I put the camera down. He grabbed it, threw it to the ground and stomped on it. He then grabbed my arm, and Clara’s arm. She began stuttering: Me Americano, Me Americano, Me Americano.
As we were dragged along, I tried to correct her, but the sight of a large brown bus that had just roared up, kept me quiet. I knew that if we were loaded on that bus…….and our guide had no idea where we were……this didn’t bode well. Another couple was pulled along with us. One of our group, standing at the edge of the plaza, ran to get our guide. He showed up, but my first thought was we were putting him in danger, too.
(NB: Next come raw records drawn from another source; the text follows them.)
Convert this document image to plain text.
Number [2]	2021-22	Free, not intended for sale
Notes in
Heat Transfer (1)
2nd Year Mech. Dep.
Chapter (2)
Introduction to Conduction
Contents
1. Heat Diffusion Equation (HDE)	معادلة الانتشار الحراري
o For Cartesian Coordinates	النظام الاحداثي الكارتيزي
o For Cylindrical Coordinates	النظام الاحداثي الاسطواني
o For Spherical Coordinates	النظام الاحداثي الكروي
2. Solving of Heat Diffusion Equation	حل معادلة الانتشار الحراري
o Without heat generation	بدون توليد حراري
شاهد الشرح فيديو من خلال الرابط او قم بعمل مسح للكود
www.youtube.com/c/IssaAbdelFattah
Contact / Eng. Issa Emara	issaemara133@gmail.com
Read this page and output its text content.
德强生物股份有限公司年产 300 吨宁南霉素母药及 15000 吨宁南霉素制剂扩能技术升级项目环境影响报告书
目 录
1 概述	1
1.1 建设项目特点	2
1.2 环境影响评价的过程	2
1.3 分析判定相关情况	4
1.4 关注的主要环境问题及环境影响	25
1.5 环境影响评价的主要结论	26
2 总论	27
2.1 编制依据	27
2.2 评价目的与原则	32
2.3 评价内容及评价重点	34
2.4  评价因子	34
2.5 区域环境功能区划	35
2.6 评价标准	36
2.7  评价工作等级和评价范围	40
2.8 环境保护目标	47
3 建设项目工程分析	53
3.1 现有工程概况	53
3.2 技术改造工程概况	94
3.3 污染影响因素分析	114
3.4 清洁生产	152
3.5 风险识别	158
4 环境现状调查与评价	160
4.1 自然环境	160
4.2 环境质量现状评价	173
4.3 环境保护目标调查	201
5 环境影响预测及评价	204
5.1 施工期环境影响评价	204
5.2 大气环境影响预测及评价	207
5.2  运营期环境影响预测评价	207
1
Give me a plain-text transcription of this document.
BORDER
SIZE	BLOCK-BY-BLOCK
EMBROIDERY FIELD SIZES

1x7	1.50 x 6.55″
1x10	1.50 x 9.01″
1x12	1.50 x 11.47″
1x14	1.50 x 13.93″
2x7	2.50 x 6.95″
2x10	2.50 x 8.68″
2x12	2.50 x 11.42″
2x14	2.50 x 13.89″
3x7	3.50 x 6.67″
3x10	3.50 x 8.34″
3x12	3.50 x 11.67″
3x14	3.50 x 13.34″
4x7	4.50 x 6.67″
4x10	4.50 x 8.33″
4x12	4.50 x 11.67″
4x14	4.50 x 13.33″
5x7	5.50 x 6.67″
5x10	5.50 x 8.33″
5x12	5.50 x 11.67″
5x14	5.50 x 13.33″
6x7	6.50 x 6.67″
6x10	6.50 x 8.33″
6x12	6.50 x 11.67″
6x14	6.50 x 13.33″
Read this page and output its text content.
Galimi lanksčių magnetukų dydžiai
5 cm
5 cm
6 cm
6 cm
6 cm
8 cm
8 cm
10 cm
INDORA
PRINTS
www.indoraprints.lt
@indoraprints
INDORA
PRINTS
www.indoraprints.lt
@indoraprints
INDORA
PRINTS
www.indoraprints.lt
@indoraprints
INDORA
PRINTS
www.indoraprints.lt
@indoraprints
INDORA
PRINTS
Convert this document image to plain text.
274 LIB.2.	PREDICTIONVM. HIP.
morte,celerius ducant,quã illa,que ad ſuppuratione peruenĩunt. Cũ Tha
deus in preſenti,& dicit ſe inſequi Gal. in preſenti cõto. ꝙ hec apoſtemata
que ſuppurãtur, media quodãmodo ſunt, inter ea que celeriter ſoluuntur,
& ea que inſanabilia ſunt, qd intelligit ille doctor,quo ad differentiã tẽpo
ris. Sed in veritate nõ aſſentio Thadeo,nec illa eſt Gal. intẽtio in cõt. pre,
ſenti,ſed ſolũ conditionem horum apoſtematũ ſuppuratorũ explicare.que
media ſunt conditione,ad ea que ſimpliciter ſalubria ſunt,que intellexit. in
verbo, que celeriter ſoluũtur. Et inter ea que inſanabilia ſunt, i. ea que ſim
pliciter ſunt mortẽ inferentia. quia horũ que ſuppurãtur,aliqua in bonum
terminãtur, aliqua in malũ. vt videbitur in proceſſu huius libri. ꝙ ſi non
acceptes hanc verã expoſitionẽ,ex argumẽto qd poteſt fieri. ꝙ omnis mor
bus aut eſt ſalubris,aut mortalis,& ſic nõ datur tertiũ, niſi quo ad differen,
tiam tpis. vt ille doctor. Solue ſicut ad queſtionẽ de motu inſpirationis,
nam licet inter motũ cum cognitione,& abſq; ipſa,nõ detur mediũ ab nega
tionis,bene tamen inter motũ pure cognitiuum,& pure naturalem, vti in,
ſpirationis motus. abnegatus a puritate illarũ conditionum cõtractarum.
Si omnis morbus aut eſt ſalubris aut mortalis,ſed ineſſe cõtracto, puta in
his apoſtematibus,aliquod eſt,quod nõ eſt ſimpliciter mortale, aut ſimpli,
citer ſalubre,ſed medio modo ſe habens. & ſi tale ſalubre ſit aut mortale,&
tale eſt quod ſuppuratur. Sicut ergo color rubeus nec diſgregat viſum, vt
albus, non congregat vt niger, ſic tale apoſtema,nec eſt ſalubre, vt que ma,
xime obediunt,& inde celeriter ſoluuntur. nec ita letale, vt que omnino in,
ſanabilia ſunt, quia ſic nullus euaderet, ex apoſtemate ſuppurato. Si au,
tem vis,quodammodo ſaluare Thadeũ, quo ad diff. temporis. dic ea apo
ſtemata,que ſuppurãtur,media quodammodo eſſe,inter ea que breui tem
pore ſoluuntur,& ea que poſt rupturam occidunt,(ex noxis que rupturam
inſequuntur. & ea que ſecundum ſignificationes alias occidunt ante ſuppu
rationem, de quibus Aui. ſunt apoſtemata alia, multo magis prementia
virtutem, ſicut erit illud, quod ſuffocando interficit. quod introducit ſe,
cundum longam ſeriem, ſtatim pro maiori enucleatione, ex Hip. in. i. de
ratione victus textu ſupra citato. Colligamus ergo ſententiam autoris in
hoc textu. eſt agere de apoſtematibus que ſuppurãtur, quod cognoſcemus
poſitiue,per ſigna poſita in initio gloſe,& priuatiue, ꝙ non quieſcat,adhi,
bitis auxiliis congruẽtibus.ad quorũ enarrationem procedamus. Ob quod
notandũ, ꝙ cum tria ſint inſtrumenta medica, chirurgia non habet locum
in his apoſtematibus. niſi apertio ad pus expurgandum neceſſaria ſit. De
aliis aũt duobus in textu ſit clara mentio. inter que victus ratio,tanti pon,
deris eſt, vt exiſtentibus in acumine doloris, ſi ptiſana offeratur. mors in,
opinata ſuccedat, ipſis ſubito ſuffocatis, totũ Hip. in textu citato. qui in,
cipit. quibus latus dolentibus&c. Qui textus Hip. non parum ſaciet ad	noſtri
Then someone else showed up—me still standing at the bottom of the bus step. They would have to drag me on board. Whoever the “someone else” was, he spoke to the guide (Clara and me still yammering at them, too) and our guide was involved. Somehow we were released. And continued our day’s tour, but everyone was a trifle upset. And, of course, I felt guilty, as I should have. Our guide never again mentioned how great a group we were.